You’re going to worry about Haley. You’re going to feel like a burden has been placed on her. You’re wrong. You’ve just given Haley the gift of a lifetime. She is going to learn empathy at an early age. She is going to be Sienna’s fierce protector and it’s a role that she will gravitate to all on her own. You will watch the most amazing love and bond grow between the two of them and it will move you. It will make you realize that they are meant to be with each other. 
 
Your marriage is going to face it’s toughest year. You will handle this in different ways. You will feel isolated and alone at times, but that won’t last forever. Realize that you are both doing the best you can. There is no right or wrong way to deal with this. You will both process it at different speeds. Just know that you’ll both get there. Be patient and kind to one another. 
 
Let yourself cry. Let yourself grieve. Don’t feel guilty. You are going to become so strong. You will protect your girls with a fierceness that will move mountains. In addition to being challenged, you will be rewarded. Sienna will change you and that’s a good thing. You will learn to take things as they come. You will appreciate the little things. You’ll stop looking too far ahead and you’ll realize that every day is a gift. You will work hard to help Sienna and it will be gratifying. You will celebrate her accomplishments. She is a warrior. She will surprise everyone. Don’t let the doctors limit her. You will meet amazing doctors but you will meet doctors that don’t see anything but Down syndrome. Trust your instincts. You know your child and you know what’s best for her. 
 
You will be welcomed into an amazing community. It will take you time to feel like you belong there, but you will start to feel like you have another family. You will ask them for advice on some of the biggest obstacles you’ve ever faced. You’ll be rewarded with friendship and love.
 
One day, you’ll wake up and this won’t seem like some big nightmare that you’re recovering from. You’ll stop seeing Down syndrome and you’ll only see your baby. You will think she is perfect in every way. You’ll always be worried about her, but you’ll do everything you can to empower and strengthen her. That’s your job as her mother. 
 
I know right now it seems like life is never going to be the same, but that’s true with every child. It gets better. Motherhood is the hardest and most rewarding job you’ll ever have. ​So, put those big girl pants on and buckle up for one hell of a journey.

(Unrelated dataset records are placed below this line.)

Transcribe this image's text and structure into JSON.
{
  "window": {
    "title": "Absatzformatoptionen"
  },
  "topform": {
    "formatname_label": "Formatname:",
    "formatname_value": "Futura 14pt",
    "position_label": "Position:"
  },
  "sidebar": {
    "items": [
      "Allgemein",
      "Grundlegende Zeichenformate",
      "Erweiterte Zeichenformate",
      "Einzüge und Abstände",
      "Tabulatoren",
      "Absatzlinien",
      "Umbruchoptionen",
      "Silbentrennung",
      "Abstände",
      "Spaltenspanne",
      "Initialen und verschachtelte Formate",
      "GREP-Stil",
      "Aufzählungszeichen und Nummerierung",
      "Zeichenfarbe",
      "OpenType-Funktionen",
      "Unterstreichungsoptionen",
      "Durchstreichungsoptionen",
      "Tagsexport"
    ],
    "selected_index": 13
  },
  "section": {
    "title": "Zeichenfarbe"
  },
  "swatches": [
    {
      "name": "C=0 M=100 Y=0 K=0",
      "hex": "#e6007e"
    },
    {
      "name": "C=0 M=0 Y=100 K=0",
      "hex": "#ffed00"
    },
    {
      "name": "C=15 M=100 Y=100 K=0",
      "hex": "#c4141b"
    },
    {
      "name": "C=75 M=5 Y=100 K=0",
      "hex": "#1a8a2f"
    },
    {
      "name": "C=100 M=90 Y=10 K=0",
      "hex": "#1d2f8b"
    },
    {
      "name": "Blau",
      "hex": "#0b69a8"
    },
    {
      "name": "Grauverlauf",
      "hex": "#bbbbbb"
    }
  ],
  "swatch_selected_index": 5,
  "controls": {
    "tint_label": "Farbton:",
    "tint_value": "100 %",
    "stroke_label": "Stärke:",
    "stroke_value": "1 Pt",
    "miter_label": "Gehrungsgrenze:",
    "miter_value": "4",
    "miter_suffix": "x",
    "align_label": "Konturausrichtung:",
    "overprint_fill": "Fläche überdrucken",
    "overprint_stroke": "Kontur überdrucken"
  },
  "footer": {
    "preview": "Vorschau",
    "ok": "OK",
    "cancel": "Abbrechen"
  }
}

I wish I could go back in time with the perspective I have now, so that the day of Sienna’s birth was as joyful as Haley’s had been. No matter what happens, I will always carry that guilt with me. I know it’s normal, but it still doesn’t change my feelings. I wish I could go back and yell at the doctor who painted such a negative story of life with a child with Down syndrome. Some days, I am tempted to walk into the hospital with Sienna in my arms. I want her to wave at him and say hi like she does to every person I walk by in the grocery store. I want to say to him, “You were wrong about this baby.” I want to find the nurse from the day she was born and hug her and thank her. She was right. Sienna is a blessing and she’s beautiful.